ISBN-13: 9780739118597

This anthology brings together key articles translated into English for the first time from Italian debates concerning Antonio Gramsci's writings on language and translation as central to his entire social and political thought. It includes recent scholarship by Italian, German and English-speaking scholars providing important contributions to debates concerning culture, language, Marxism, post-Marxism, and identity as well as the many fields in which Gramsci's notion of hegemony has been influential. Given the growing literature on the role of language and so-called 'global English' within process of globalisation or cultural and economic imperialism, this is a timely collection. Franco Lo Piparo is often cited as the key source for how Gramsci's university studies in linguistics is at the core of his entire political theory, and yet none of this work has been translated into English nor have the debates that it spawned. Lo Piparo's specific thesis concerning the 'non-Marxist roots' of Gramsci's originality and the critical responses to it have been almost unknown to non-Italian readers. These debates paved the way for important recent Italian work on the role of the concept of 'translation' in Gramsci's thought. While translation has become a staple metaphor in discussions of multiculturalism, globalization, and the politics of recognition, until now, Gramsci's focus on it has been undeveloped. What is at stake in this literature is more than Gramsci's understanding of language as one of the many themes in his writings, but the core of his central ideas including hegemony, culture, the philosophy of praxis, and Marxism in general. This volume presents the most important arguments of these debates in English in conjunction with the latest research on these central aspects of Gramsci's thought. The essays this volume rectify lacunae concerning language and translation in Gramsci's writings. They open dialogue and connections between Gramscian approaches to the relationships among language, culture, political economy, and historical materialism with other Marxist and non-Marxist thinkers such as Walter Benjamin, Valentin Volosinov, Mikhail Bakhtin, Ludwig Wittgenstein, Jurgen Habermas, Pierre Bourdieu, Michel Foucault, and Jacques Derrida. It provides novel arguments concerning Gramsci's theories and the relationships among power, politics, language, consciousness, and capitalism.
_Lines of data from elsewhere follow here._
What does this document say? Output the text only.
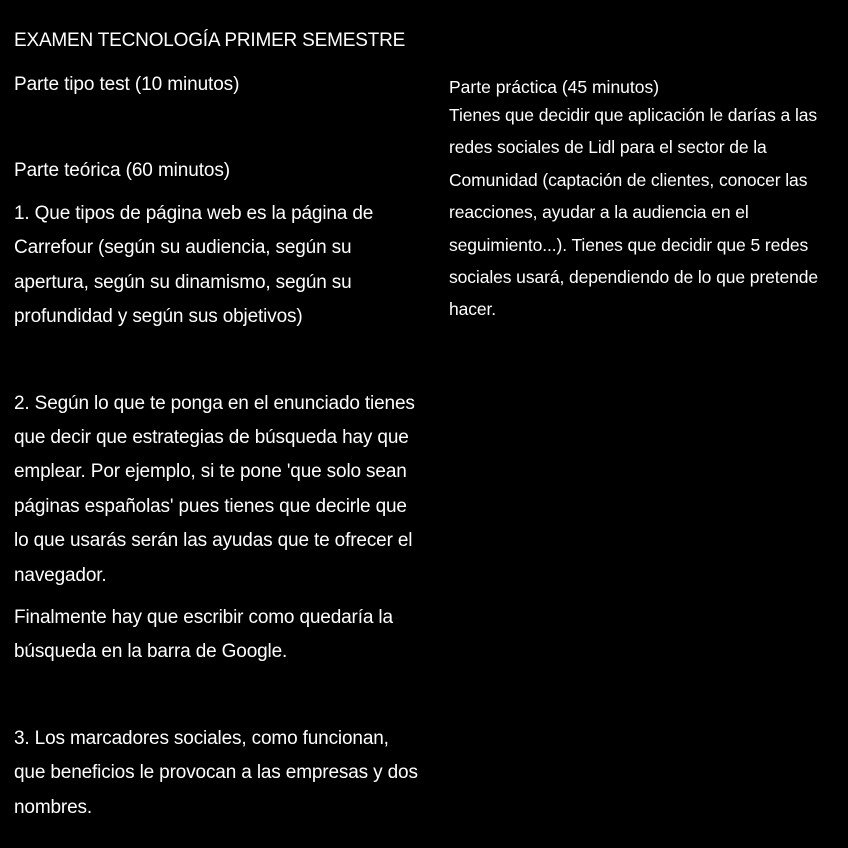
EXAMEN TECNOLOGÍA PRIMER SEMESTRE

Parte tipo test (10 minutos)

Parte teórica (60 minutos)

1. Que tipos de página web es la página de Carrefour (según su audiencia, según su apertura, según su dinamismo, según su profundidad y según sus objetivos)

2. Según lo que te ponga en el enunciado tienes que decir que estrategias de búsqueda hay que emplear. Por ejemplo, si te pone 'que solo sean páginas españolas' pues tienes que decirle que lo que usarás serán las ayudas que te ofrecer el navegador.

Finalmente hay que escribir como quedaría la búsqueda en la barra de Google.

3. Los marcadores sociales, como funcionan, que beneficios le provocan a las empresas y dos nombres.

Parte práctica (45 minutos)

Tienes que decidir que aplicación le darías a las redes sociales de Lidl para el sector de la Comunidad (captación de clientes, conocer las reacciones, ayudar a la audiencia en el seguimiento...). Tienes que decidir que 5 redes sociales usará, dependiendo de lo que pretende hacer.
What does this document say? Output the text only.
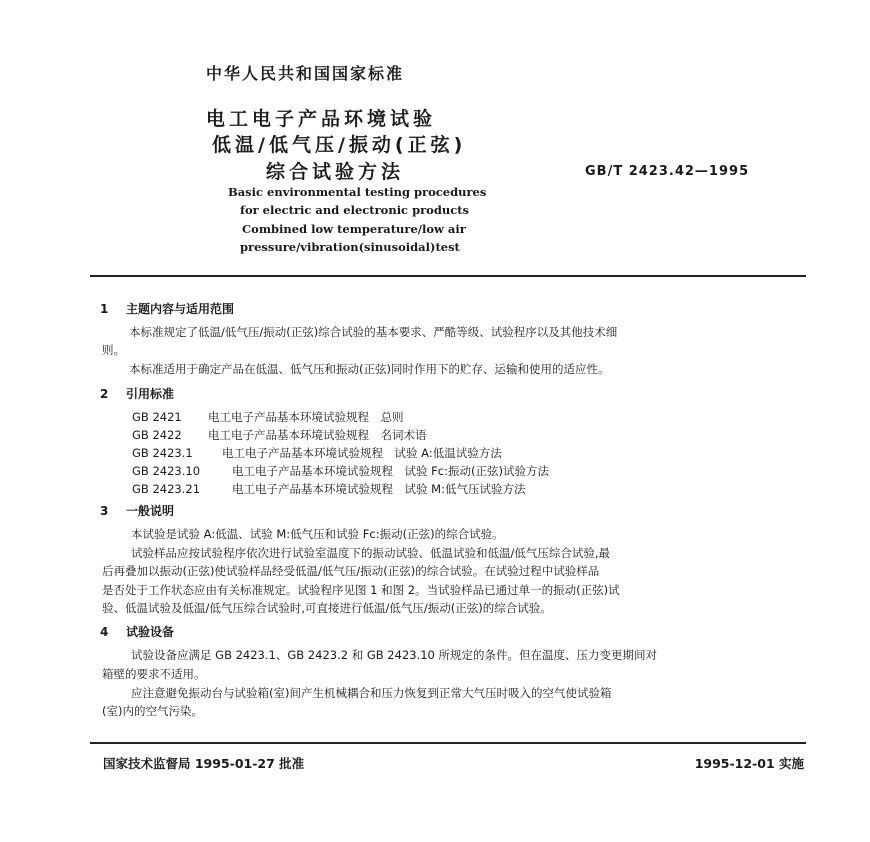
中华人民共和国国家标准
电工电子产品环境试验
低温/低气压/振动(正弦)
综合试验方法	GB/T 2423.42—1995
Basic environmental testing procedures
for electric and electronic products
Combined low temperature/low air
pressure/vibration(sinusoidal)test
1 主题内容与适用范围
本标准规定了低温/低气压/振动(正弦)综合试验的基本要求、严酷等级、试验程序以及其他技术细
则。
本标准适用于确定产品在低温、低气压和振动(正弦)同时作用下的贮存、运输和使用的适应性。
2 引用标准
GB 2421 电工电子产品基本环境试验规程　总则
GB 2422 电工电子产品基本环境试验规程　名词术语
GB 2423.1	电工电子产品基本环境试验规程　试验 A:低温试验方法
GB 2423.10	电工电子产品基本环境试验规程　试验 Fc:振动(正弦)试验方法
GB 2423.21	电工电子产品基本环境试验规程　试验 M:低气压试验方法
3 一般说明
本试验是试验 A:低温、试验 M:低气压和试验 Fc:振动(正弦)的综合试验。
试验样品应按试验程序依次进行试验室温度下的振动试验、低温试验和低温/低气压综合试验,最
后再叠加以振动(正弦)使试验样品经受低温/低气压/振动(正弦)的综合试验。在试验过程中试验样品
是否处于工作状态应由有关标准规定。试验程序见图 1 和图 2。当试验样品已通过单一的振动(正弦)试
验、低温试验及低温/低气压综合试验时,可直接进行低温/低气压/振动(正弦)的综合试验。
4 试验设备
试验设备应满足 GB 2423.1、GB 2423.2 和 GB 2423.10 所规定的条件。但在温度、压力变更期间对
箱壁的要求不适用。
应注意避免振动台与试验箱(室)间产生机械耦合和压力恢复到正常大气压时吸入的空气使试验箱
(室)内的空气污染。
国家技术监督局 1995-01-27 批准	1995-12-01 实施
A significant body of scholarship already exists that illuminates the manner in which Gramsci's views on language and translation inform his analyses of the relationship between politics and culture. Yet, Anglophone readers have remained generally unaware of this very important dimension of Gramsci's thinking and writing, even though it features prominently in his elaboration of such key concepts as hegemony, common sense, and subalternity. Peter Ives and Rocco Lacorte provide the perfect remedy by gathering in a single volume the seminal essays on the topic, including previously untranslated contributions by Tullio De Mauro, Franco Lo Piparo, Utz Maas, Derek Boothman, and Francisco Buey. Together with the recent publication of Gramsci's translation notebooks, this timely volume will invigorate discussions on the intersections of language, politics, and culture.